Caso Marcelino Chiarello

Darci Debona| darci.debona@diario.com.br

A ausência de registros de chamadas telefônicas para o celular do vereador Marcelino Chiarello na manhã em que ele foi encontrado morto é um dos pontos mais intrigantes. De acordo com o advogado Sérgio Martins de Quadros, essa questão deverá ser uma das bases para convencer o Procurador Geral da República, Roberto Monteiro Gurgel, a solicitar a federalização do caso para o Superior Tribunal de Justiça.



Sergio Martins de Quadros, advogado.



Quadros lembrou que alunos e professores da escola Pedro Maciel, onde Marcelino deu três aulas antes de ir para casa, afirmaram que ele recebeu várias ligações no celular. Só que não foi encontrado nada no aparelho e nem nos dados encaminhados pela operadora.

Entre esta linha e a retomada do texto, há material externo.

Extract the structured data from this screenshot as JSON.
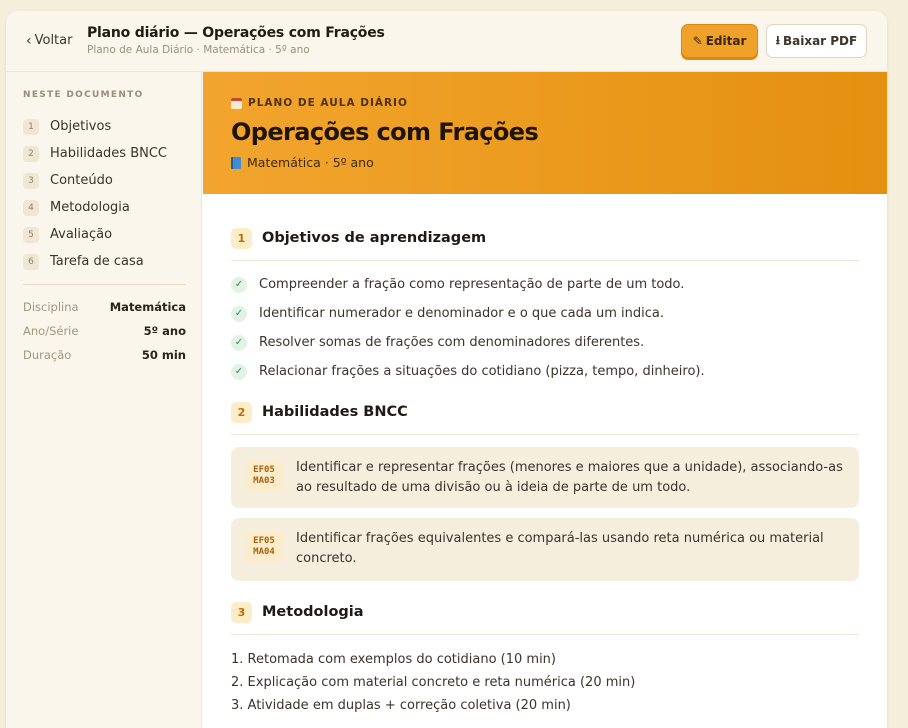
{
  "topbar": {
    "back_label": "Voltar",
    "title": "Plano diário — Operações com Frações",
    "breadcrumb": "Plano de Aula Diário · Matemática · 5º ano",
    "edit_label": "Editar",
    "pdf_label": "Baixar PDF"
  },
  "sidebar": {
    "heading": "NESTE DOCUMENTO",
    "items": [
      {
        "num": "1",
        "label": "Objetivos"
      },
      {
        "num": "2",
        "label": "Habilidades BNCC"
      },
      {
        "num": "3",
        "label": "Conteúdo"
      },
      {
        "num": "4",
        "label": "Metodologia"
      },
      {
        "num": "5",
        "label": "Avaliação"
      },
      {
        "num": "6",
        "label": "Tarefa de casa"
      }
    ],
    "meta": [
      {
        "key": "Disciplina",
        "value": "Matemática"
      },
      {
        "key": "Ano/Série",
        "value": "5º ano"
      },
      {
        "key": "Duração",
        "value": "50 min"
      }
    ]
  },
  "hero": {
    "eyebrow": "PLANO DE AULA DIÁRIO",
    "title": "Operações com Frações",
    "subtitle": "Matemática · 5º ano"
  },
  "sections": {
    "objectives": {
      "num": "1",
      "title": "Objetivos de aprendizagem",
      "items": [
        "Compreender a fração como representação de parte de um todo.",
        "Identificar numerador e denominador e o que cada um indica.",
        "Resolver somas de frações com denominadores diferentes.",
        "Relacionar frações a situações do cotidiano (pizza, tempo, dinheiro)."
      ]
    },
    "bncc": {
      "num": "2",
      "title": "Habilidades BNCC",
      "skills": [
        {
          "code_top": "EF05",
          "code_bottom": "MA03",
          "text": "Identificar e representar frações (menores e maiores que a unidade), associando-as ao resultado de uma divisão ou à ideia de parte de um todo."
        },
        {
          "code_top": "EF05",
          "code_bottom": "MA04",
          "text": "Identificar frações equivalentes e compará-las usando reta numérica ou material concreto."
        }
      ]
    },
    "methodology": {
      "num": "3",
      "title": "Metodologia",
      "steps": [
        "1. Retomada com exemplos do cotidiano (10 min)",
        "2. Explicação com material concreto e reta numérica (20 min)",
        "3. Atividade em duplas + correção coletiva (20 min)"
      ]
    }
  }
}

>> Passados 76 dias da morte do Vereador de Chapecó dúvidas ainda persistem

As ligações também não aparecem na conta de pessoas que fizeram ligações para o vereador, como um jornalista e assessores do Partido dos Trabalhadores. Nem uma mensagem enviada pela mulher de Chiarello apareceu.

O advogado acredita que alguém pode ter mexido no sistema, já que houve uma pane nos celulares da Câmara de Vereadores de Chapecó, entre a sexta-feira anterior ao crime e a segunda-feira em que Chiarello foi encontrado morto.

O Instituto Geral de Perícias seque analisando o aparelho para ver se consegue dados.